Download or read book Red Lanterns written by Janisse Ray and published by . This book was released on 2021 with total page pages. Available in PDF, EPUB and Kindle. Book excerpt: "Red Lanterns is a collection of new poetry that navigates a borderland between the seen world and the spirit world. Occupying a tangible world is expected of us humans. We have been taught to trust (and trust only) our five major senses, which inform the tangible. Humans, however, possess senses beyond our primary ones, not simply the sixth sense of intuition but also a sense of time, sense of responsibility, sense of being watched, and so on. Some things lie beyond the realm of human knowledge, some things are not as they appear, some places that appear empty may not be, and some things remain wild, secret, and intangible. These poems look at the place where the wild and mysterious joins with the explicable. The poems are about connections, especially spiritual connections - human to human, human to animal, human to land, animal to animal. Many of the poems can be classified as love poems, because love is one of our most primal connections. There is also a thread of fierceness that runs through this work. This ferocity is in seeing disconnection and fighting to restore connectivity. More than anything the book is a manifesto to protect all the connections that allow us to be creatures of spirit as much as creatures of what Flannery O'Connor called "weight and extension," meaning of the body"--
Book Synopsis Forgotten Grasslands of the South by : Reed F. Noss
Download or read book Forgotten Grasslands of the South written by Reed F. Noss and published by Island Press.
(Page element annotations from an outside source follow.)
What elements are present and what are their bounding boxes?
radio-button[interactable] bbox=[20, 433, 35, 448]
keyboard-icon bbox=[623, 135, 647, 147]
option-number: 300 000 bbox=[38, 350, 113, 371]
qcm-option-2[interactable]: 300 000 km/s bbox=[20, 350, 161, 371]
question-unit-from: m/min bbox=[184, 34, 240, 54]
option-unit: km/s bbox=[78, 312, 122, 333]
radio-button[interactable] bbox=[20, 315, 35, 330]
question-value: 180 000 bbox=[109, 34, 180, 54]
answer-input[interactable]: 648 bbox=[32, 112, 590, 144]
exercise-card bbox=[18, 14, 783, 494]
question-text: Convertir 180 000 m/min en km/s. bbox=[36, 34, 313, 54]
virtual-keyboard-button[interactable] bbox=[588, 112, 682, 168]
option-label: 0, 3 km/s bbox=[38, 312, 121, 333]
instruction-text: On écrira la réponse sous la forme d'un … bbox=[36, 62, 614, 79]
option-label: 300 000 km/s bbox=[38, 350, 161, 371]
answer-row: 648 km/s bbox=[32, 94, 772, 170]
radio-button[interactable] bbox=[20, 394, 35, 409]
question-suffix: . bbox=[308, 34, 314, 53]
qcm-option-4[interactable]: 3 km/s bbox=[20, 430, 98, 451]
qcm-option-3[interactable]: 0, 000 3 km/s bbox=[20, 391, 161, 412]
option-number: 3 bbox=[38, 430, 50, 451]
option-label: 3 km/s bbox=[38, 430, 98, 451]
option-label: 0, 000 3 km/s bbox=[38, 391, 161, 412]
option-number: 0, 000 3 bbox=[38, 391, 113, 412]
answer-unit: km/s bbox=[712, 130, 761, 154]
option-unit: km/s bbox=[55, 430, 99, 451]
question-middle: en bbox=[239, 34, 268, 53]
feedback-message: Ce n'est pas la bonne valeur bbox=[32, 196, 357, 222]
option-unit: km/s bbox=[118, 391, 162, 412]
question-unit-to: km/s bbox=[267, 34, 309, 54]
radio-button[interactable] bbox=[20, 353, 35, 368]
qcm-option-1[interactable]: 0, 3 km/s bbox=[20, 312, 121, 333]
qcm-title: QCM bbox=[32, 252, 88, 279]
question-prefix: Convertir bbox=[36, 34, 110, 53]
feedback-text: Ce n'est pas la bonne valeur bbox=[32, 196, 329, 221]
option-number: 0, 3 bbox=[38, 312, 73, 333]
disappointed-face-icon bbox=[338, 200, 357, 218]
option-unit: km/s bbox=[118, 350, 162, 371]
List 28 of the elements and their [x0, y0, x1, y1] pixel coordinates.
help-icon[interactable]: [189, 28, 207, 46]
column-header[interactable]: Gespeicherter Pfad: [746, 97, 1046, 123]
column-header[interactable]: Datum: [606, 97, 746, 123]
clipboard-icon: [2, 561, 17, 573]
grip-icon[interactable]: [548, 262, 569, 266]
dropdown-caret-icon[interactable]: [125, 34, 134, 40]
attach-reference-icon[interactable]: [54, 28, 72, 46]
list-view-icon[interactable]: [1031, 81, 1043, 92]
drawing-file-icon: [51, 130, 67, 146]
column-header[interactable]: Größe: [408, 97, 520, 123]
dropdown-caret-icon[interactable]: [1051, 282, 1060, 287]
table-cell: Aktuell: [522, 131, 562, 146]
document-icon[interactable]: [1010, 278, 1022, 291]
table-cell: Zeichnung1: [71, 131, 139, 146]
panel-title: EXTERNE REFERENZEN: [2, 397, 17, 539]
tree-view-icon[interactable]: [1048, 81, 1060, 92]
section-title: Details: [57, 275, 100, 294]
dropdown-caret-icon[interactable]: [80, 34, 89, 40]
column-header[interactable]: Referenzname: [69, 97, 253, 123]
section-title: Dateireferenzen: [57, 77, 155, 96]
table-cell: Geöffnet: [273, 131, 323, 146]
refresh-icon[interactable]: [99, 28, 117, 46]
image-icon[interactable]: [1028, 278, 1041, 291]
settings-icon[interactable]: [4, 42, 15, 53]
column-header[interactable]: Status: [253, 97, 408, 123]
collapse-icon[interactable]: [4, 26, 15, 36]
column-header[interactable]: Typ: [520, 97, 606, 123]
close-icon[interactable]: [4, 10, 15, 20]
This book was released on 2012-12-03 with total page 353 pages. Available in PDF, EPUB and Kindle. Book excerpt: Forgotten Grasslands of the South is the study of one of the biologically richest and most endangered ecosystems in North America. In a seamless blend of science and personal observation, renowned ecologist Reed Noss explains the natural history of southern grasslands, their origin and history, and the physical determinants of grassland distribution, including ecology, soils, landform, and hydrology. In addition to offering fascinating new information about these little-studied ecosystems, Noss demonstrates how natural history is central to the practice of conservation. Although theory and experimentation have recently dominated the field of ecology, ecologists are coming to realize how these distinct approaches are not divergent but complementary, and that pursuing them together can bring greater knowledge and understanding of how the natural world works and how we can best conserve it. This long-awaited work sets a new standard for scientific literature and is essential reading for those who study and work to conserve the grasslands of the South as well as for everyone who is fascinated by the natural world.